Suspending investment with such a crucial trading partner could hurt French businesses more than Washington, primarily when transatlantic trade supports millions of jobs on both sides of the ocean.
Other European leaders have reacted with cautious criticism, many from a conservative perspective that questions the Brussels narrative of blaming Trump for the bloc’s economic woes. Santiago Abascal, leader of Spain’s Vox party, tried to balance his rejection of the tariffs with his admiration for Trump. He said he respects a leader who defends “his interests,” even if they go “against ours.”
Abascal lashed out at Socialist President Pedro Sánchez and European Commission president Ursula von der Leyen, accusing them of failing to protect Spain. According to the Spanish Chamber of Commerce, Spain could lose up to €4.3 billion this year, with the agri-food sector—such as olive oil (€1 billion annually)—facing a devastating blow.

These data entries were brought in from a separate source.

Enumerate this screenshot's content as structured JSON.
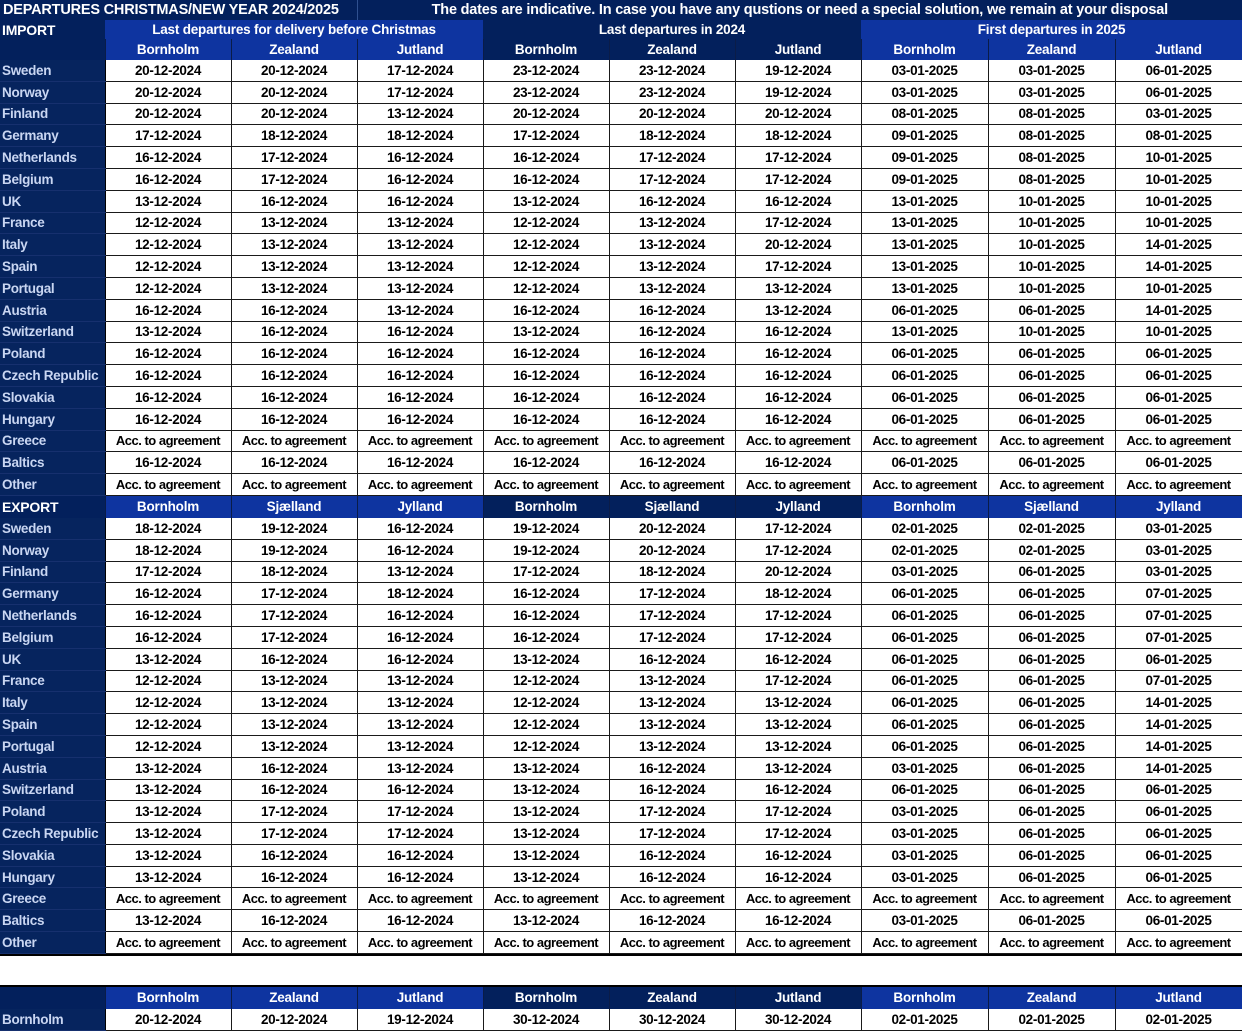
{
  "header": {
    "title": "DEPARTURES CHRISTMAS/NEW YEAR 2024/2025",
    "note": "The dates are indicative. In case you have any qustions or need a special solution, we remain at your disposal"
  },
  "colors": {
    "dark_navy": "#03205C",
    "accent_blue": "#0E34A0",
    "label_navy": "#06245E",
    "label_text": "#C9D6F2",
    "cell_bg": "#FFFFFF",
    "cell_text": "#000000",
    "page_bg": "#000000"
  },
  "groups": [
    {
      "label": "Last departures for delivery before Christmas"
    },
    {
      "label": "Last departures in 2024"
    },
    {
      "label": "First departures in 2025"
    }
  ],
  "import": {
    "section_label": "IMPORT",
    "columns": [
      "Bornholm",
      "Zealand",
      "Jutland",
      "Bornholm",
      "Zealand",
      "Jutland",
      "Bornholm",
      "Zealand",
      "Jutland"
    ],
    "rows": [
      {
        "label": "Sweden",
        "values": [
          "20-12-2024",
          "20-12-2024",
          "17-12-2024",
          "23-12-2024",
          "23-12-2024",
          "19-12-2024",
          "03-01-2025",
          "03-01-2025",
          "06-01-2025"
        ]
      },
      {
        "label": "Norway",
        "values": [
          "20-12-2024",
          "20-12-2024",
          "17-12-2024",
          "23-12-2024",
          "23-12-2024",
          "19-12-2024",
          "03-01-2025",
          "03-01-2025",
          "06-01-2025"
        ]
      },
      {
        "label": "Finland",
        "values": [
          "20-12-2024",
          "20-12-2024",
          "13-12-2024",
          "20-12-2024",
          "20-12-2024",
          "20-12-2024",
          "08-01-2025",
          "08-01-2025",
          "03-01-2025"
        ]
      },
      {
        "label": "Germany",
        "values": [
          "17-12-2024",
          "18-12-2024",
          "18-12-2024",
          "17-12-2024",
          "18-12-2024",
          "18-12-2024",
          "09-01-2025",
          "08-01-2025",
          "08-01-2025"
        ]
      },
      {
        "label": "Netherlands",
        "values": [
          "16-12-2024",
          "17-12-2024",
          "16-12-2024",
          "16-12-2024",
          "17-12-2024",
          "17-12-2024",
          "09-01-2025",
          "08-01-2025",
          "10-01-2025"
        ]
      },
      {
        "label": "Belgium",
        "values": [
          "16-12-2024",
          "17-12-2024",
          "16-12-2024",
          "16-12-2024",
          "17-12-2024",
          "17-12-2024",
          "09-01-2025",
          "08-01-2025",
          "10-01-2025"
        ]
      },
      {
        "label": "UK",
        "values": [
          "13-12-2024",
          "16-12-2024",
          "16-12-2024",
          "13-12-2024",
          "16-12-2024",
          "16-12-2024",
          "13-01-2025",
          "10-01-2025",
          "10-01-2025"
        ]
      },
      {
        "label": "France",
        "values": [
          "12-12-2024",
          "13-12-2024",
          "13-12-2024",
          "12-12-2024",
          "13-12-2024",
          "17-12-2024",
          "13-01-2025",
          "10-01-2025",
          "10-01-2025"
        ]
      },
      {
        "label": "Italy",
        "values": [
          "12-12-2024",
          "13-12-2024",
          "13-12-2024",
          "12-12-2024",
          "13-12-2024",
          "20-12-2024",
          "13-01-2025",
          "10-01-2025",
          "14-01-2025"
        ]
      },
      {
        "label": "Spain",
        "values": [
          "12-12-2024",
          "13-12-2024",
          "13-12-2024",
          "12-12-2024",
          "13-12-2024",
          "17-12-2024",
          "13-01-2025",
          "10-01-2025",
          "14-01-2025"
        ]
      },
      {
        "label": "Portugal",
        "values": [
          "12-12-2024",
          "13-12-2024",
          "13-12-2024",
          "12-12-2024",
          "13-12-2024",
          "13-12-2024",
          "13-01-2025",
          "10-01-2025",
          "10-01-2025"
        ]
      },
      {
        "label": "Austria",
        "values": [
          "16-12-2024",
          "16-12-2024",
          "13-12-2024",
          "16-12-2024",
          "16-12-2024",
          "13-12-2024",
          "06-01-2025",
          "06-01-2025",
          "14-01-2025"
        ]
      },
      {
        "label": "Switzerland",
        "values": [
          "13-12-2024",
          "16-12-2024",
          "16-12-2024",
          "13-12-2024",
          "16-12-2024",
          "16-12-2024",
          "13-01-2025",
          "10-01-2025",
          "10-01-2025"
        ]
      },
      {
        "label": "Poland",
        "values": [
          "16-12-2024",
          "16-12-2024",
          "16-12-2024",
          "16-12-2024",
          "16-12-2024",
          "16-12-2024",
          "06-01-2025",
          "06-01-2025",
          "06-01-2025"
        ]
      },
      {
        "label": "Czech Republic",
        "values": [
          "16-12-2024",
          "16-12-2024",
          "16-12-2024",
          "16-12-2024",
          "16-12-2024",
          "16-12-2024",
          "06-01-2025",
          "06-01-2025",
          "06-01-2025"
        ]
      },
      {
        "label": "Slovakia",
        "values": [
          "16-12-2024",
          "16-12-2024",
          "16-12-2024",
          "16-12-2024",
          "16-12-2024",
          "16-12-2024",
          "06-01-2025",
          "06-01-2025",
          "06-01-2025"
        ]
      },
      {
        "label": "Hungary",
        "values": [
          "16-12-2024",
          "16-12-2024",
          "16-12-2024",
          "16-12-2024",
          "16-12-2024",
          "16-12-2024",
          "06-01-2025",
          "06-01-2025",
          "06-01-2025"
        ]
      },
      {
        "label": "Greece",
        "values": [
          "Acc. to agreement",
          "Acc. to agreement",
          "Acc. to agreement",
          "Acc. to agreement",
          "Acc. to agreement",
          "Acc. to agreement",
          "Acc. to agreement",
          "Acc. to agreement",
          "Acc. to agreement"
        ]
      },
      {
        "label": "Baltics",
        "values": [
          "16-12-2024",
          "16-12-2024",
          "16-12-2024",
          "16-12-2024",
          "16-12-2024",
          "16-12-2024",
          "06-01-2025",
          "06-01-2025",
          "06-01-2025"
        ]
      },
      {
        "label": "Other",
        "values": [
          "Acc. to agreement",
          "Acc. to agreement",
          "Acc. to agreement",
          "Acc. to agreement",
          "Acc. to agreement",
          "Acc. to agreement",
          "Acc. to agreement",
          "Acc. to agreement",
          "Acc. to agreement"
        ]
      }
    ]
  },
  "export": {
    "section_label": "EXPORT",
    "columns": [
      "Bornholm",
      "Sjælland",
      "Jylland",
      "Bornholm",
      "Sjælland",
      "Jylland",
      "Bornholm",
      "Sjælland",
      "Jylland"
    ],
    "rows": [
      {
        "label": "Sweden",
        "values": [
          "18-12-2024",
          "19-12-2024",
          "16-12-2024",
          "19-12-2024",
          "20-12-2024",
          "17-12-2024",
          "02-01-2025",
          "02-01-2025",
          "03-01-2025"
        ]
      },
      {
        "label": "Norway",
        "values": [
          "18-12-2024",
          "19-12-2024",
          "16-12-2024",
          "19-12-2024",
          "20-12-2024",
          "17-12-2024",
          "02-01-2025",
          "02-01-2025",
          "03-01-2025"
        ]
      },
      {
        "label": "Finland",
        "values": [
          "17-12-2024",
          "18-12-2024",
          "13-12-2024",
          "17-12-2024",
          "18-12-2024",
          "20-12-2024",
          "03-01-2025",
          "06-01-2025",
          "03-01-2025"
        ]
      },
      {
        "label": "Germany",
        "values": [
          "16-12-2024",
          "17-12-2024",
          "18-12-2024",
          "16-12-2024",
          "17-12-2024",
          "18-12-2024",
          "06-01-2025",
          "06-01-2025",
          "07-01-2025"
        ]
      },
      {
        "label": "Netherlands",
        "values": [
          "16-12-2024",
          "17-12-2024",
          "16-12-2024",
          "16-12-2024",
          "17-12-2024",
          "17-12-2024",
          "06-01-2025",
          "06-01-2025",
          "07-01-2025"
        ]
      },
      {
        "label": "Belgium",
        "values": [
          "16-12-2024",
          "17-12-2024",
          "16-12-2024",
          "16-12-2024",
          "17-12-2024",
          "17-12-2024",
          "06-01-2025",
          "06-01-2025",
          "07-01-2025"
        ]
      },
      {
        "label": "UK",
        "values": [
          "13-12-2024",
          "16-12-2024",
          "16-12-2024",
          "13-12-2024",
          "16-12-2024",
          "16-12-2024",
          "06-01-2025",
          "06-01-2025",
          "06-01-2025"
        ]
      },
      {
        "label": "France",
        "values": [
          "12-12-2024",
          "13-12-2024",
          "13-12-2024",
          "12-12-2024",
          "13-12-2024",
          "17-12-2024",
          "06-01-2025",
          "06-01-2025",
          "07-01-2025"
        ]
      },
      {
        "label": "Italy",
        "values": [
          "12-12-2024",
          "13-12-2024",
          "13-12-2024",
          "12-12-2024",
          "13-12-2024",
          "13-12-2024",
          "06-01-2025",
          "06-01-2025",
          "14-01-2025"
        ]
      },
      {
        "label": "Spain",
        "values": [
          "12-12-2024",
          "13-12-2024",
          "13-12-2024",
          "12-12-2024",
          "13-12-2024",
          "13-12-2024",
          "06-01-2025",
          "06-01-2025",
          "14-01-2025"
        ]
      },
      {
        "label": "Portugal",
        "values": [
          "12-12-2024",
          "13-12-2024",
          "13-12-2024",
          "12-12-2024",
          "13-12-2024",
          "13-12-2024",
          "06-01-2025",
          "06-01-2025",
          "14-01-2025"
        ]
      },
      {
        "label": "Austria",
        "values": [
          "13-12-2024",
          "16-12-2024",
          "13-12-2024",
          "13-12-2024",
          "16-12-2024",
          "13-12-2024",
          "03-01-2025",
          "06-01-2025",
          "14-01-2025"
        ]
      },
      {
        "label": "Switzerland",
        "values": [
          "13-12-2024",
          "16-12-2024",
          "16-12-2024",
          "13-12-2024",
          "16-12-2024",
          "16-12-2024",
          "06-01-2025",
          "06-01-2025",
          "06-01-2025"
        ]
      },
      {
        "label": "Poland",
        "values": [
          "13-12-2024",
          "17-12-2024",
          "17-12-2024",
          "13-12-2024",
          "17-12-2024",
          "17-12-2024",
          "03-01-2025",
          "06-01-2025",
          "06-01-2025"
        ]
      },
      {
        "label": "Czech Republic",
        "values": [
          "13-12-2024",
          "17-12-2024",
          "17-12-2024",
          "13-12-2024",
          "17-12-2024",
          "17-12-2024",
          "03-01-2025",
          "06-01-2025",
          "06-01-2025"
        ]
      },
      {
        "label": "Slovakia",
        "values": [
          "13-12-2024",
          "16-12-2024",
          "16-12-2024",
          "13-12-2024",
          "16-12-2024",
          "16-12-2024",
          "03-01-2025",
          "06-01-2025",
          "06-01-2025"
        ]
      },
      {
        "label": "Hungary",
        "values": [
          "13-12-2024",
          "16-12-2024",
          "16-12-2024",
          "13-12-2024",
          "16-12-2024",
          "16-12-2024",
          "03-01-2025",
          "06-01-2025",
          "06-01-2025"
        ]
      },
      {
        "label": "Greece",
        "values": [
          "Acc. to agreement",
          "Acc. to agreement",
          "Acc. to agreement",
          "Acc. to agreement",
          "Acc. to agreement",
          "Acc. to agreement",
          "Acc. to agreement",
          "Acc. to agreement",
          "Acc. to agreement"
        ]
      },
      {
        "label": "Baltics",
        "values": [
          "13-12-2024",
          "16-12-2024",
          "16-12-2024",
          "13-12-2024",
          "16-12-2024",
          "16-12-2024",
          "03-01-2025",
          "06-01-2025",
          "06-01-2025"
        ]
      },
      {
        "label": "Other",
        "values": [
          "Acc. to agreement",
          "Acc. to agreement",
          "Acc. to agreement",
          "Acc. to agreement",
          "Acc. to agreement",
          "Acc. to agreement",
          "Acc. to agreement",
          "Acc. to agreement",
          "Acc. to agreement"
        ]
      }
    ]
  },
  "bottom": {
    "section_label": "",
    "columns": [
      "Bornholm",
      "Zealand",
      "Jutland",
      "Bornholm",
      "Zealand",
      "Jutland",
      "Bornholm",
      "Zealand",
      "Jutland"
    ],
    "rows": [
      {
        "label": "Bornholm",
        "values": [
          "20-12-2024",
          "20-12-2024",
          "19-12-2024",
          "30-12-2024",
          "30-12-2024",
          "30-12-2024",
          "02-01-2025",
          "02-01-2025",
          "02-01-2025"
        ]
      }
    ]
  }
}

In Hungary, Péter Szijjártó, foreign minister and a member of Viktor Orbán’s Fidesz party, lambasted the “incompetence of Brussels politicians,” arguing that the European Commission “should have negotiated” instead of “turning an economic problem into an ideological one.” Szijjártó suggested that reducing European tariffs on cars from 10% to 2.5% could have averted this crisis, a stance that resonates with the conservative view that EU bureaucracy exacerbates the situation.
Alternative für Deutschland (AfD) on X said that “it would have been smart if the EU Commission had initiated a reduction of European auto tariffs in advance” instead of waiting for a reactive response. The party, which advocates less EU regulation, sees Trump’s tariffs as an opportunity to challenge Brussels’ leadership, especially when inflation in the eurozone reached 10.6% in 2022 and remains high (2.3% in March 2025, according to projections), fuelled by green policies that have made energy more expensive and devastated the agricultural sector.
In the Netherlands, Auke Zijlstra, MEP for the Freedom Party, called the EU’s criticism of Trump “hypocritical,” recalling that the bloc also imposes tariffs on external goods. “Free trade is an illusion,” he wrote in X.
For his part, Jean-Philippe Tanguy of the French National Rally reminded that “Obama extorted €10 billion from BNP Paribas” in 2014 with extraterritorial laws and called the Commission “stupid” for considering retaliatory tariffs on U.S. bourbon.
Blaming Trump alone for rising prices seems like an attempt by Brussels to divert attention from its failures. European inflation soared long before these tariffs, driven by energy dependence in the wake of the war in Ukraine and green policies that have raised agricultural production costs—such as the Green Deal, which has cut farmers’ incomes by 20% since 2020, according to farmers’ interest group Copa-Cogeca.